My barn sits nicely between mature trees, and their overhanging limbs provide good cover on either side for sneaking out for a hunt unnoticed. On the left is an overgrown drainage loved dearly by the quail covey. On the right is the toe of a steep slope and a tree line of locust where the doves perch as they swoop in and out of the food plot. Slipping in beneath the locust sent a hoard of doves sailing up and over the hill. In their absence, I settled on the corner of the barn and waited for the birds to return.
Moments later, a flight circled in from the wheatfield, approaching low and close, thanks to the poor visibility. Steadying my 20-gauge double just ahead of a dove, it tumbled with the powder burn, sending birds circling in chaotic confusion. Swinging through on a crossing bird deposited my second into the bunchgrasses.
Quickly reloading, I could hear the faint chirping of a dove in flight approaching over my right shoulder. I’ve never been good at the steeply angled or straight-away shots, and true to my weakness, I shot behind as the bird sailed past. Within 30 minutes, four doves met the bag and the majority of the flock sought the safety of the adjacent field, but the evening brought more of the same, as did the rest of that week. Was it the smoke or just a good dove year? Maybe both.

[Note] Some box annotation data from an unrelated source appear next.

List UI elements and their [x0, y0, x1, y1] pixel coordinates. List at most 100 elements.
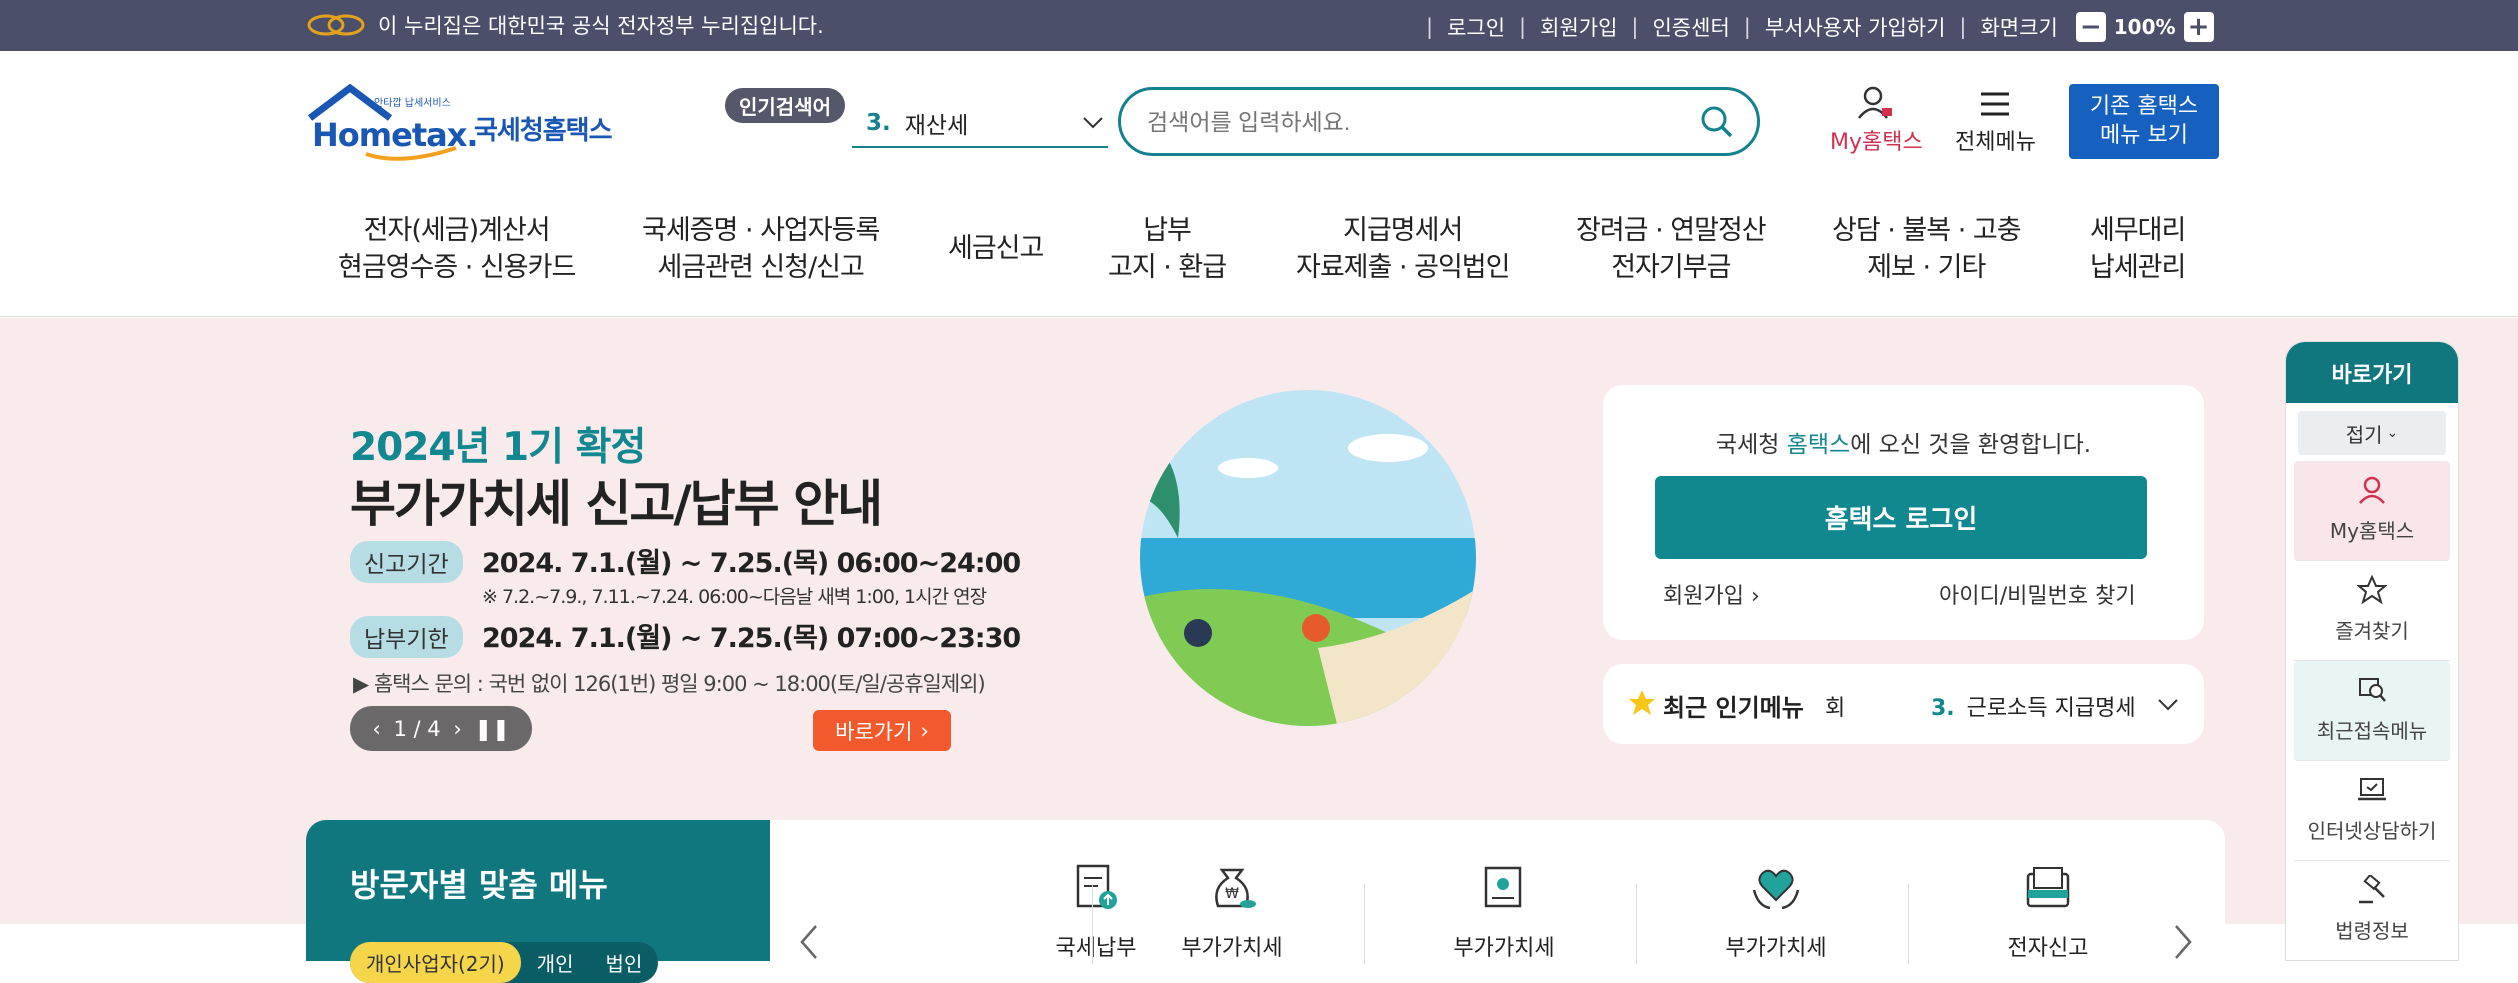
tab-corporation[interactable]: 법인	[590, 942, 659, 983]
nav-line2: 고지 · 환급	[1108, 252, 1227, 283]
report-period-text: 2024. 7.1.(월) ~ 7.25.(목) 06:00~24:00	[482, 548, 1021, 579]
popular-rank: 3.	[866, 110, 891, 136]
certificate-icon	[1484, 866, 1522, 908]
visitor-tabs: 개인사업자(2기) 개인 법인	[350, 942, 659, 983]
star-icon	[1629, 690, 1655, 715]
pay-deadline-badge: 납부기한	[350, 616, 463, 658]
chevron-right-icon: ›	[1750, 584, 1760, 609]
service-label: 부가가치세	[1725, 936, 1827, 961]
laptop-icon	[2358, 778, 2386, 801]
banner-go-button[interactable]: 바로가기 ›	[813, 710, 951, 751]
welcome-pre: 국세청	[1715, 432, 1787, 458]
hometax-login-button[interactable]: 홈택스 로그인	[1655, 476, 2147, 559]
chevron-right-icon[interactable]	[2172, 924, 2194, 960]
search-box	[1118, 87, 1760, 156]
welcome-highlight: 홈택스	[1786, 432, 1851, 458]
signup-label: 회원가입	[1663, 584, 1744, 609]
cert-center-link[interactable]: 인증센터	[1652, 12, 1729, 42]
service-vat-1[interactable]: ₩ 부가가치세	[1096, 860, 1368, 962]
nav-line2: 전자기부금	[1611, 252, 1731, 283]
nav-item-certificate[interactable]: 국세증명 · 사업자등록세금관련 신청/신고	[642, 212, 880, 286]
nav-line1: 지급명세서	[1343, 215, 1463, 246]
gov-notice: 이 누리집은 대한민국 공식 전자정부 누리집입니다.	[306, 10, 824, 40]
pause-icon[interactable]: ❚❚	[474, 717, 509, 741]
nav-item-statement[interactable]: 지급명세서 자료제출 · 공익법인	[1296, 212, 1510, 286]
zoom-in-button[interactable]: +	[2183, 12, 2214, 42]
gov-notice-bar: 이 누리집은 대한민국 공식 전자정부 누리집입니다. | 로그인 | 회원가입…	[0, 0, 2518, 51]
welcome-message: 국세청 홈택스에 오신 것을 환영합니다.	[1603, 425, 2204, 459]
hamburger-icon	[1981, 92, 2010, 116]
fold-button[interactable]: 접기 ⌄	[2298, 411, 2446, 455]
quick-item-my-hometax[interactable]: My홈택스	[2294, 461, 2450, 561]
chevron-down-icon[interactable]	[2157, 698, 2179, 712]
visitor-menu-title: 방문자별 맞춤 메뉴	[350, 866, 608, 904]
search-icon[interactable]	[1699, 104, 1735, 140]
banner-title-main: 부가가치세 신고/납부 안내	[350, 475, 883, 533]
hometax-logo[interactable]: 안타깝 납세서비스 Hometax. 국세청홈택스	[306, 83, 613, 168]
beach-illustration	[1140, 390, 1476, 726]
recent-popular-item[interactable]: 3. 근로소득 지급명세	[1931, 690, 2136, 722]
report-extension-note: ※ 7.2.~7.9., 7.11.~7.24. 06:00~다음날 새벽 1:…	[482, 586, 987, 608]
heart-hands-icon	[1752, 869, 1800, 910]
go-button-label: 바로가기	[835, 719, 913, 744]
nav-line1: 장려금 · 연말정산	[1576, 215, 1767, 246]
svg-text:₩: ₩	[1225, 886, 1239, 902]
visitor-custom-menu: 방문자별 맞춤 메뉴 개인사업자(2기) 개인 법인	[306, 820, 770, 983]
tab-individual-business[interactable]: 개인사업자(2기)	[350, 942, 521, 983]
tab-individual[interactable]: 개인	[521, 942, 590, 983]
old-hometax-line2: 메뉴 보기	[2100, 123, 2188, 148]
screen-size-label: 화면크기	[1980, 16, 2058, 40]
zoom-out-button[interactable]: −	[2075, 12, 2106, 42]
old-hometax-line1: 기존 홈택스	[2089, 94, 2199, 119]
star-outline-icon	[2357, 575, 2387, 605]
nav-line2: 현금영수증 · 신용카드	[338, 252, 576, 283]
dept-user-signup-link[interactable]: 부서사용자 가입하기	[1765, 12, 1946, 42]
nav-item-consult[interactable]: 상담 · 불복 · 고충 제보 · 기타	[1832, 212, 2022, 286]
find-id-password-link[interactable]: 아이디/비밀번호 찾기	[1939, 578, 2136, 610]
old-hometax-button[interactable]: 기존 홈택스 메뉴 보기	[2069, 84, 2219, 159]
quick-item-label: 즐겨찾기	[2335, 619, 2409, 643]
quick-item-label: 최근접속메뉴	[2316, 719, 2428, 743]
popular-search-dropdown[interactable]: 3. 재산세	[852, 100, 1108, 148]
quick-item-recent-menu[interactable]: 최근접속메뉴	[2294, 661, 2450, 761]
all-menu-button[interactable]: 전체메뉴	[1955, 86, 2036, 156]
logo-name: 국세청홈택스	[474, 116, 613, 146]
nav-line1: 세무대리	[2090, 215, 2186, 246]
my-hometax-button[interactable]: My홈택스	[1830, 86, 1923, 156]
quick-item-online-consult[interactable]: 인터넷상담하기	[2294, 761, 2450, 861]
recent-fragment: 회	[1825, 696, 1846, 721]
chevron-down-icon: ⌄	[2386, 425, 2399, 441]
quick-item-favorites[interactable]: 즐겨찾기	[2294, 561, 2450, 661]
nav-item-e-invoice[interactable]: 전자(세금)계산서 현금영수증 · 신용카드	[338, 212, 576, 286]
nav-item-incentive[interactable]: 장려금 · 연말정산전자기부금	[1576, 212, 1767, 286]
search-input[interactable]	[1147, 102, 1667, 142]
nav-item-tax-report[interactable]: 세금신고	[948, 230, 1044, 267]
inquiry-text: ▶ 홈택스 문의 : 국번 없이 126(1번) 평일 9:00 ~ 18:00…	[353, 672, 986, 696]
nav-line1: 국세증명 · 사업자등록	[642, 215, 880, 246]
gavel-icon	[2359, 875, 2385, 904]
quick-item-label: 법령정보	[2335, 919, 2409, 943]
signup-link[interactable]: 회원가입	[1540, 12, 1617, 42]
recent-popular-title: 최근 인기메뉴	[1663, 694, 1804, 722]
user-icon	[1858, 86, 1893, 119]
signup-link[interactable]: 회원가입 ›	[1663, 578, 1760, 610]
login-link[interactable]: 로그인	[1447, 12, 1505, 42]
nav-line1: 세금신고	[948, 233, 1044, 264]
service-vat-2[interactable]: 부가가치세	[1368, 860, 1640, 962]
money-bag-icon: ₩	[1215, 868, 1256, 908]
nav-item-payment[interactable]: 납부 고지 · 환급	[1108, 212, 1227, 286]
service-vat-3[interactable]: 부가가치세	[1640, 860, 1912, 962]
main-nav: 전자(세금)계산서 현금영수증 · 신용카드 국세증명 · 사업자등록세금관련 신…	[0, 200, 2518, 317]
nav-item-tax-agent[interactable]: 세무대리 납세관리	[2090, 212, 2186, 286]
service-e-filing[interactable]: 전자신고	[1912, 860, 2184, 962]
prev-slide-icon[interactable]: ‹	[372, 717, 380, 741]
nav-line2: 세금관련 신청/신고	[657, 252, 864, 283]
quick-link-panel: 바로가기 접기 ⌄ My홈택스 즐겨찾기 최근접속메뉴 인터넷상담하기 법령정보	[2285, 341, 2459, 961]
quick-item-law-info[interactable]: 법령정보	[2294, 861, 2450, 960]
chevron-left-icon[interactable]	[798, 924, 820, 960]
banner-pager: ‹ 1 / 4 › ❚❚	[350, 706, 532, 751]
hometax-logo-mark: 안타깝 납세서비스 Hometax.	[307, 83, 479, 161]
pager-text: 1 / 4	[393, 716, 441, 741]
next-slide-icon[interactable]: ›	[453, 717, 461, 741]
service-label: 부가가치세	[1181, 936, 1283, 961]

How Wildfires and Smoke Can Affect Doves
My curiosity on the effects of wildfires on migratory birds got the better of me and I began scouring the internet for scientific literature, only to find there is virtually nothing available on the subject. Studies on captive birds suggest smoke inhalation affects them similarly to humans, causing lung damage and pneumonia.
A plausible explanation for the hundreds of thousands of songbirds found dead in the southwest U.S. and Mexico in September 2020. If migrating songbirds suffered lung damage and other illness from the western wildfires, they may have succumbed to compromised health later along their migration route.
Biologists suggest that heavy smoke may cause birds to change their migration patterns and use more body fat than typically required for migration. Additionally, it can affect food sources such as insects as well as feeding behavior, all leading to additional stress on migrating birds. That said, it could be that my homestead was a hotspot for food, water, and shelter, enticing an unusually large volume of mourning doves, as birds can meet all of their needs here with little effort.
Mourning Dove Stats
Across the U.S., 2020 appeared to be a good dove season. The U.S. Fish and Wildlife Service estimated 194 million mourning doves in the U.S. as of September 1st, up 11 million from 2019. Hunters harvested about 4.65 million birds by 293,800 hunters in the eastern U.S., 5.89 million birds by 368,200 hunters in the central U.S., and 1.19 million birds by 86,800 hunters in the western U.S. That equates to a total of 15.8, 15.99, and 13.71 birds per hunter across the eastern, central, and western U.S., respectively.
Estimates from the Harvest Information Program (HIP) identified noticeable increases in hunter and bird harvest and nearly double the hunter days afield in the eastern and central U.S., and a slight increase in the western U.S. from 2019.
Wildfires may not have greatly affected populations elsewhere in the western U.S., but my HIP report certainly points to a positive exception in dove season success. An unexpected and pleasant consolation for sparing the greater sage grouse for another season.